Is there a personality problem at Tennessee? Or is there just a senior whose mouth is moving faster than his brain? Vols' senior tailback Tauren Poole gave the Chattanooga Times-Free Press one doozy of a quote regarding his team's star quarterback.

"We definitely need the running game to win games," senior tailback Tauren Poole said. "We can't rely only on Tyler's little bitty arm to throw the ball every single play, even though he's talented enough. We're going to need to run the football."


"Tiny little arm?" that "tiny little arm" has done more than enough to give Tennessee fans hope that the dog days on Rocky Top are over there. Meanwhile, Poole's stats from last year are a little more up and down.

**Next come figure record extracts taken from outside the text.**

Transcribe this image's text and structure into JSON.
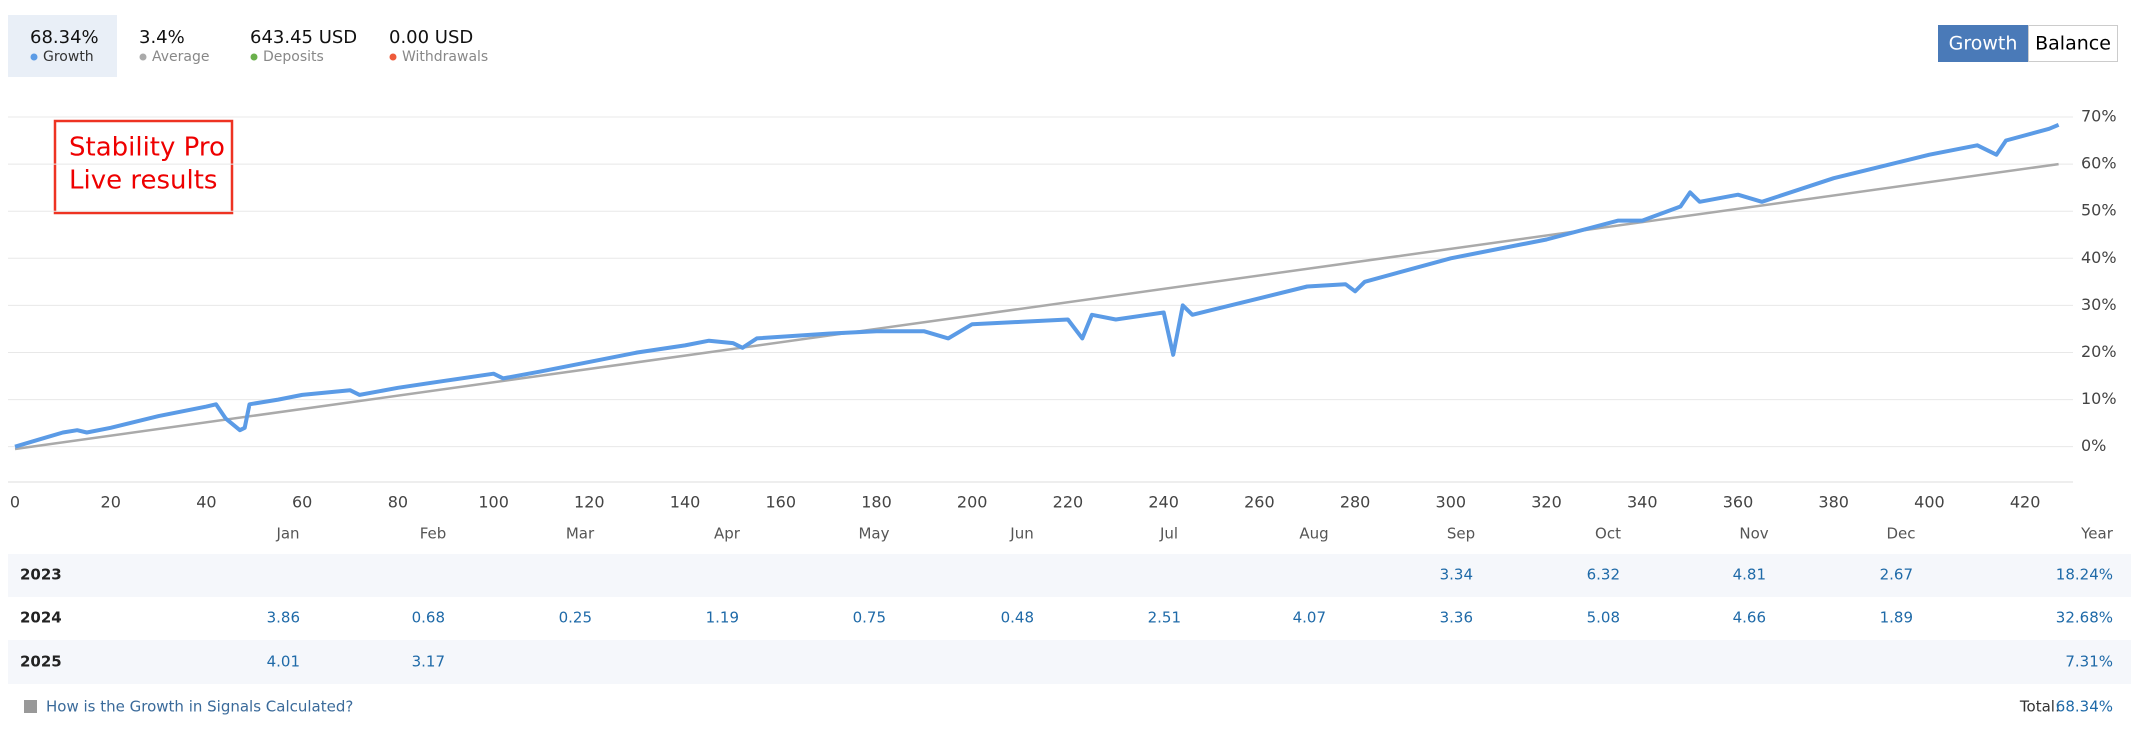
{
  "stats": [
    {
      "value": "68.34%",
      "label": "Growth",
      "color": "#5b9be6"
    },
    {
      "value": "3.4%",
      "label": "Average",
      "color": "#aaaaaa"
    },
    {
      "value": "643.45 USD",
      "label": "Deposits",
      "color": "#6ab04c"
    },
    {
      "value": "0.00 USD",
      "label": "Withdrawals",
      "color": "#ee5a3a"
    }
  ],
  "toggle": [
    "Growth",
    "Balance"
  ],
  "annotation": [
    "Stability Pro",
    "Live results"
  ],
  "chart_data": {
    "type": "line",
    "series": [
      {
        "name": "Growth",
        "color": "#5b9be6",
        "x": [
          0,
          5,
          10,
          13,
          15,
          20,
          30,
          40,
          42,
          44,
          47,
          48,
          49,
          55,
          60,
          70,
          72,
          80,
          90,
          100,
          102,
          110,
          120,
          130,
          140,
          145,
          150,
          152,
          155,
          170,
          180,
          190,
          195,
          200,
          210,
          220,
          223,
          225,
          230,
          240,
          242,
          244,
          246,
          250,
          260,
          270,
          278,
          280,
          282,
          300,
          320,
          335,
          340,
          348,
          350,
          352,
          360,
          365,
          380,
          400,
          410,
          414,
          416,
          425,
          427
        ],
        "values": [
          0,
          1.5,
          3,
          3.5,
          3,
          4,
          6.5,
          8.5,
          9,
          6,
          3.5,
          4,
          9,
          10,
          11,
          12,
          11,
          12.5,
          14,
          15.5,
          14.5,
          16,
          18,
          20,
          21.5,
          22.5,
          22,
          21,
          23,
          24,
          24.5,
          24.5,
          23,
          26,
          26.5,
          27,
          23,
          28,
          27,
          28.5,
          19.5,
          30,
          28,
          29,
          31.5,
          34,
          34.5,
          33,
          35,
          40,
          44,
          48,
          48,
          51,
          54,
          52,
          53.5,
          52,
          57,
          62,
          64,
          62,
          65,
          67.5,
          68.34
        ]
      },
      {
        "name": "Average",
        "color": "#aaaaaa",
        "x": [
          0,
          427
        ],
        "values": [
          -0.5,
          60
        ]
      }
    ],
    "xlim": [
      0,
      430
    ],
    "ylim": [
      -7.5,
      70
    ],
    "xticks": [
      0,
      20,
      40,
      60,
      80,
      100,
      120,
      140,
      160,
      180,
      200,
      220,
      240,
      260,
      280,
      300,
      320,
      340,
      360,
      380,
      400,
      420
    ],
    "yticks": [
      {
        "value": 0,
        "label": "0%"
      },
      {
        "value": 10,
        "label": "10%"
      },
      {
        "value": 20,
        "label": "20%"
      },
      {
        "value": 30,
        "label": "30%"
      },
      {
        "value": 40,
        "label": "40%"
      },
      {
        "value": 50,
        "label": "50%"
      },
      {
        "value": 60,
        "label": "60%"
      },
      {
        "value": 70,
        "label": "70%"
      }
    ],
    "grid": true
  },
  "table": {
    "columns": [
      "Jan",
      "Feb",
      "Mar",
      "Apr",
      "May",
      "Jun",
      "Jul",
      "Aug",
      "Sep",
      "Oct",
      "Nov",
      "Dec",
      "Year"
    ],
    "rows": [
      {
        "year": "2023",
        "values": [
          null,
          null,
          null,
          null,
          null,
          null,
          null,
          null,
          3.34,
          6.32,
          4.81,
          2.67
        ],
        "total": "18.24%"
      },
      {
        "year": "2024",
        "values": [
          3.86,
          0.68,
          0.25,
          1.19,
          0.75,
          0.48,
          2.51,
          4.07,
          3.36,
          5.08,
          4.66,
          1.89
        ],
        "total": "32.68%"
      },
      {
        "year": "2025",
        "values": [
          4.01,
          3.17,
          null,
          null,
          null,
          null,
          null,
          null,
          null,
          null,
          null,
          null
        ],
        "total": "7.31%"
      }
    ]
  },
  "footer": {
    "link": "How is the Growth in Signals Calculated?",
    "total_label": "Total:",
    "total_value": "68.34%"
  }
}
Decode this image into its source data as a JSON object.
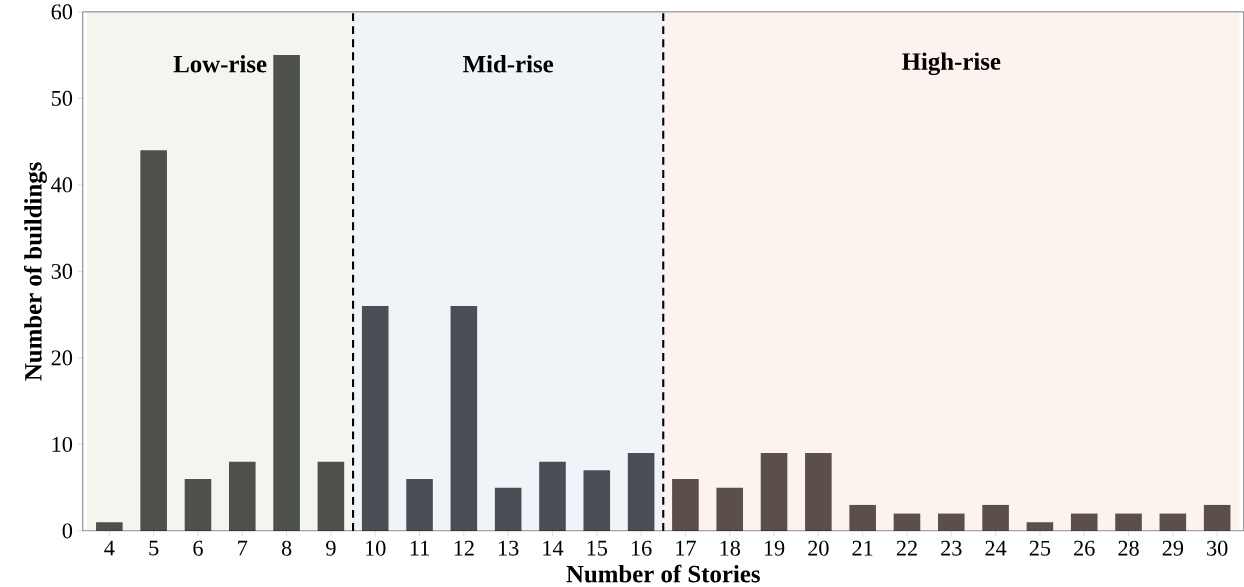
{
  "chart_data": {
    "type": "bar",
    "xlabel": "Number of Stories",
    "ylabel": "Number of buildings",
    "categories": [
      "4",
      "5",
      "6",
      "7",
      "8",
      "9",
      "10",
      "11",
      "12",
      "13",
      "14",
      "15",
      "16",
      "17",
      "18",
      "19",
      "20",
      "21",
      "22",
      "23",
      "24",
      "25",
      "26",
      "28",
      "29",
      "30"
    ],
    "values": [
      1,
      44,
      6,
      8,
      55,
      8,
      26,
      6,
      26,
      5,
      8,
      7,
      9,
      6,
      5,
      9,
      9,
      3,
      2,
      2,
      3,
      1,
      2,
      2,
      2,
      3
    ],
    "colors": [
      "#4d514a",
      "#4d514a",
      "#4d514a",
      "#4d514a",
      "#4d514a",
      "#4d514a",
      "#4a4e55",
      "#4a4e55",
      "#4a4e55",
      "#4a4e55",
      "#4a4e55",
      "#4a4e55",
      "#4a4e55",
      "#5a4f4a",
      "#5a4f4a",
      "#5a4f4a",
      "#5a4f4a",
      "#5a4f4a",
      "#5a4f4a",
      "#5a4f4a",
      "#5a4f4a",
      "#5a4f4a",
      "#5a4f4a",
      "#5a4f4a",
      "#5a4f4a",
      "#5a4f4a"
    ],
    "ylim": [
      0,
      60
    ],
    "yticks": [
      0,
      10,
      20,
      30,
      40,
      50,
      60
    ],
    "bands": [
      {
        "axis": "x",
        "from": "4",
        "to": "9",
        "label": "Low-rise",
        "color": "#f3f6ee"
      },
      {
        "axis": "x",
        "from": "10",
        "to": "16",
        "label": "Mid-rise",
        "color": "#eff4f9"
      },
      {
        "axis": "x",
        "from": "17",
        "to": "30",
        "label": "High-rise",
        "color": "#fcf3ee"
      }
    ],
    "grid": false
  }
}
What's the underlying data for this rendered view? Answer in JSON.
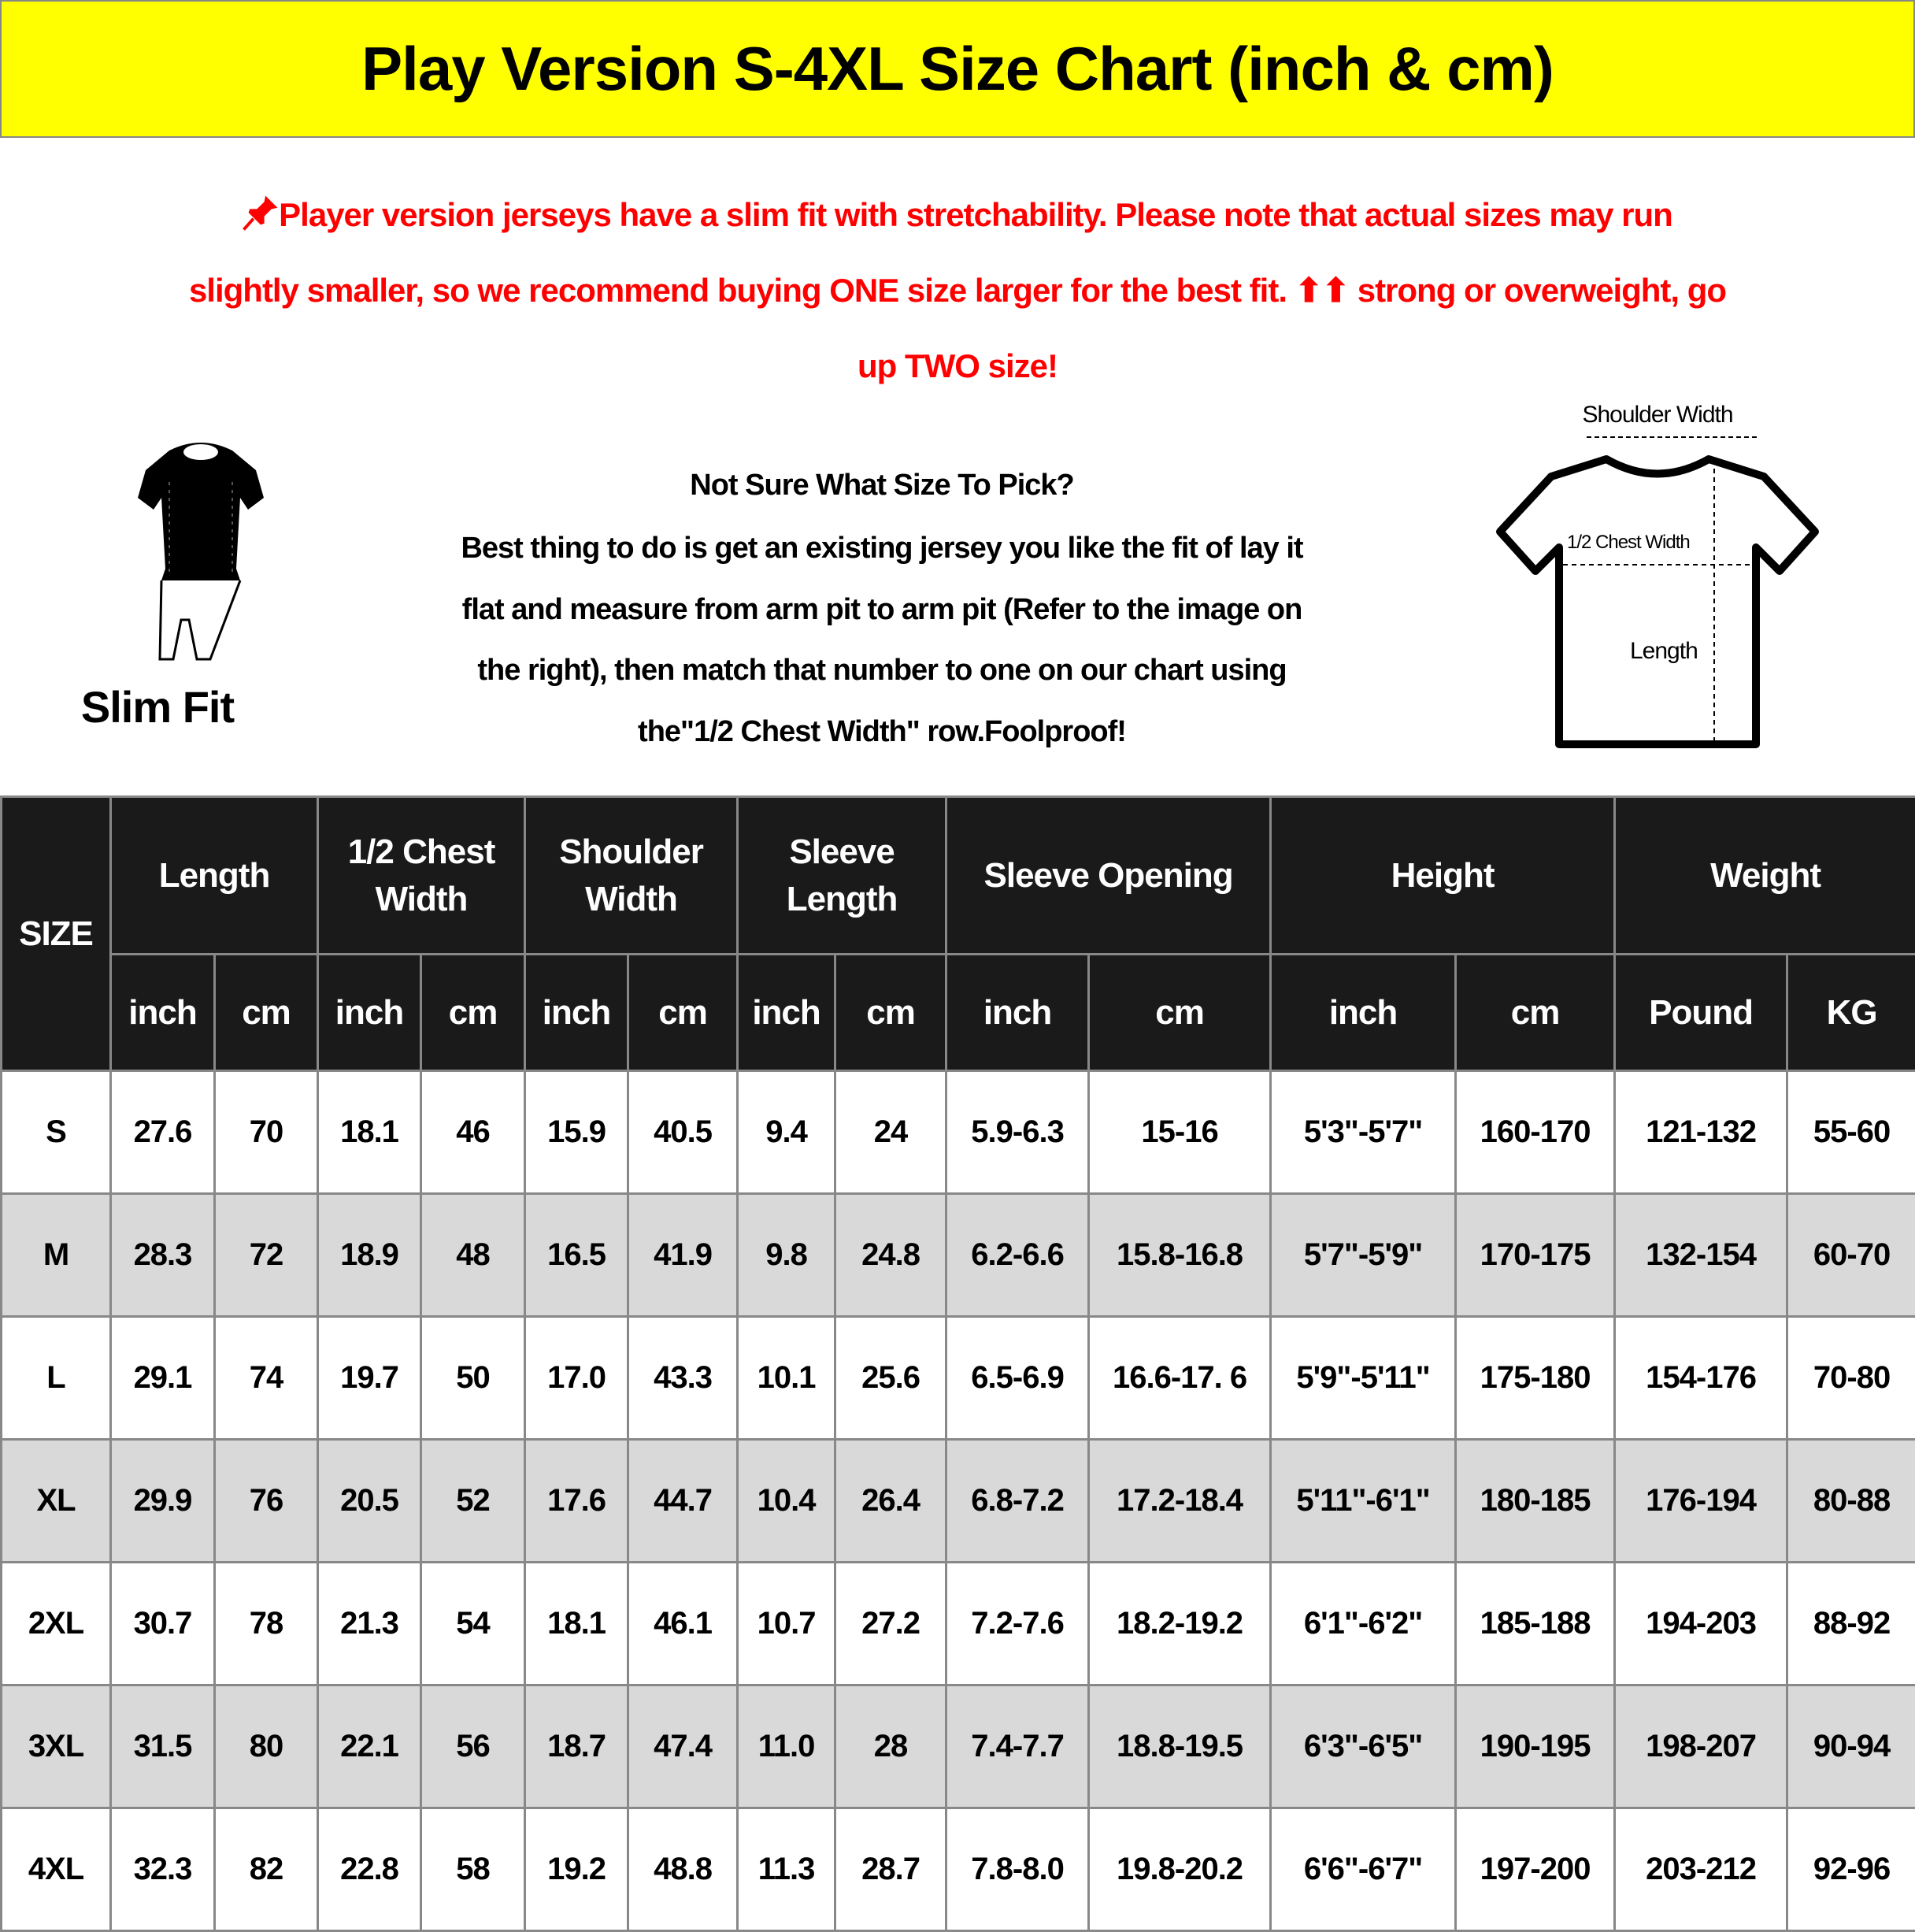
{
  "title": "Play Version S-4XL Size Chart (inch & cm)",
  "notice": {
    "icon": "pushpin-icon",
    "line1": "Player version jerseys have a slim fit with stretchability. Please note that actual sizes may run",
    "line2": "slightly smaller, so we recommend buying ONE size larger for the best fit. ⬆⬆ strong or overweight, go",
    "line3": "up TWO size!",
    "color": "#ff0000"
  },
  "fit": {
    "label": "Slim Fit"
  },
  "guide": {
    "heading": "Not Sure What Size To Pick?",
    "lines": [
      "Best thing to do is get an existing jersey you like the fit of lay it",
      "flat and measure from arm pit to arm pit (Refer to the image on",
      "the right), then match that number to one on our chart using",
      "the\"1/2 Chest Width\" row.Foolproof!"
    ]
  },
  "diagram": {
    "shoulder": "Shoulder Width",
    "chest": "1/2 Chest Width",
    "length": "Length"
  },
  "table": {
    "size_header": "SIZE",
    "groups": [
      "Length",
      "1/2 Chest Width",
      "Shoulder Width",
      "Sleeve Length",
      "Sleeve Opening",
      "Height",
      "Weight"
    ],
    "units": [
      "inch",
      "cm",
      "inch",
      "cm",
      "inch",
      "cm",
      "inch",
      "cm",
      "inch",
      "cm",
      "inch",
      "cm",
      "Pound",
      "KG"
    ],
    "rows": [
      [
        "S",
        "27.6",
        "70",
        "18.1",
        "46",
        "15.9",
        "40.5",
        "9.4",
        "24",
        "5.9-6.3",
        "15-16",
        "5'3\"-5'7\"",
        "160-170",
        "121-132",
        "55-60"
      ],
      [
        "M",
        "28.3",
        "72",
        "18.9",
        "48",
        "16.5",
        "41.9",
        "9.8",
        "24.8",
        "6.2-6.6",
        "15.8-16.8",
        "5'7\"-5'9\"",
        "170-175",
        "132-154",
        "60-70"
      ],
      [
        "L",
        "29.1",
        "74",
        "19.7",
        "50",
        "17.0",
        "43.3",
        "10.1",
        "25.6",
        "6.5-6.9",
        "16.6-17. 6",
        "5'9\"-5'11\"",
        "175-180",
        "154-176",
        "70-80"
      ],
      [
        "XL",
        "29.9",
        "76",
        "20.5",
        "52",
        "17.6",
        "44.7",
        "10.4",
        "26.4",
        "6.8-7.2",
        "17.2-18.4",
        "5'11\"-6'1\"",
        "180-185",
        "176-194",
        "80-88"
      ],
      [
        "2XL",
        "30.7",
        "78",
        "21.3",
        "54",
        "18.1",
        "46.1",
        "10.7",
        "27.2",
        "7.2-7.6",
        "18.2-19.2",
        "6'1\"-6'2\"",
        "185-188",
        "194-203",
        "88-92"
      ],
      [
        "3XL",
        "31.5",
        "80",
        "22.1",
        "56",
        "18.7",
        "47.4",
        "11.0",
        "28",
        "7.4-7.7",
        "18.8-19.5",
        "6'3\"-6'5\"",
        "190-195",
        "198-207",
        "90-94"
      ],
      [
        "4XL",
        "32.3",
        "82",
        "22.8",
        "58",
        "19.2",
        "48.8",
        "11.3",
        "28.7",
        "7.8-8.0",
        "19.8-20.2",
        "6'6\"-6'7\"",
        "197-200",
        "203-212",
        "92-96"
      ]
    ]
  }
}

"Though the 5-foot-10, 215-pound Poole was one of just six players in the league to break the 1,000-yard mark and had solid games against Oregon (162 yards), LSU (109) and Alabama (117), he had his struggles. He rushed for a combined 96 yards in losses to Florida, South Carolina and North Carolina."


It sounds like Poole is going to definitely run more than his mouth this season.

Monday, August 1, 2011

Tennessee Vols Ready for Dooley’s Second Season

Our countdown heads to Rocky Top, where Tennessee will begin the second season of the Derek Dooley era. The Vols won their last four regular-season games after a slow start. Can they build on that in 2011?

2010 Record: 6-7

2010 Skinny: The Vols started the season at 2-6, including a non-conference loss to Oregon and their first six SEC games. They also narrowly avoided a 1-7 start by beating UAB in double overtime. But November was a different story for Tennessee, which won all four of its games in the regular season’s final month. Yes, it beat up on lowly in-state rivals Memphis and Vanderbilt, as well as struggling Ole Miss and Kentucky, but the Vols were sparked by a quarterback change. Matt Simms was replaced by Tyler Bray, and the improvement was noticeable. The season ended with a crushing double-overtime loss to North Carolina in the Music City Bowl.

Returning Starters: 13

Coach: Derek Dooley (second season, 6-7)

Key Players: DT Malik Jackson, CB Prentiss Waggner, RB Tauren Poole

2011 Schedule:

Sept. 3 vs. Montana
Sept. 10 vs. Cincinnati
Sept. 17 @ Florida
Oct. 1 vs. Buffalo
Oct. 8 vs. Georgia
Oct. 15 vs. LSU
Oct. 22 @ Alabama
Oct. 29 vs. South Carolina
Nov. 5 vs. Middle Tennessee
Nov. 12 @ Arkansas
Nov. 19 vs. Vanderbilt
Nov. 26 @ Kentucky

Anthony’s Take: Bray returns for his sophomore season, which should see some fine development after he took over for Simms as a freshman. The Vols also return Poole, a 1,000-yard rusher. The offense will be fine. LB Nick Reivez, a team leader, is gone, and the team already finished 10th in SEC in total defense. As always, the Vols’ SEC slate will be tough. And this year, they will make trips to Florida, Alabama and Arkansas. Oof. I know that logic dictates this team’s bump up to eight wins in Dooley’s second year, but something tells me it’s going to be the status quo in Knoxville.

Jim’s Take: The offense returns a lot of talent at the skill positions and getting safety Janzen Jackson back after he left school for awhile is huge. This is a talented team. You can’t really blame Tennessee for that cakewalk nonconference schedule when you have a Murderer’s Row of an SEC slate. The Vols will likely be underdogs in all but two SEC contests. But with four easy nonconference games and contests against Kentucky and Vanderbilt to end the season, UT only needs one upset to reach seven regular season wins. I see them doing that and winning a bowl game to show progress in year two.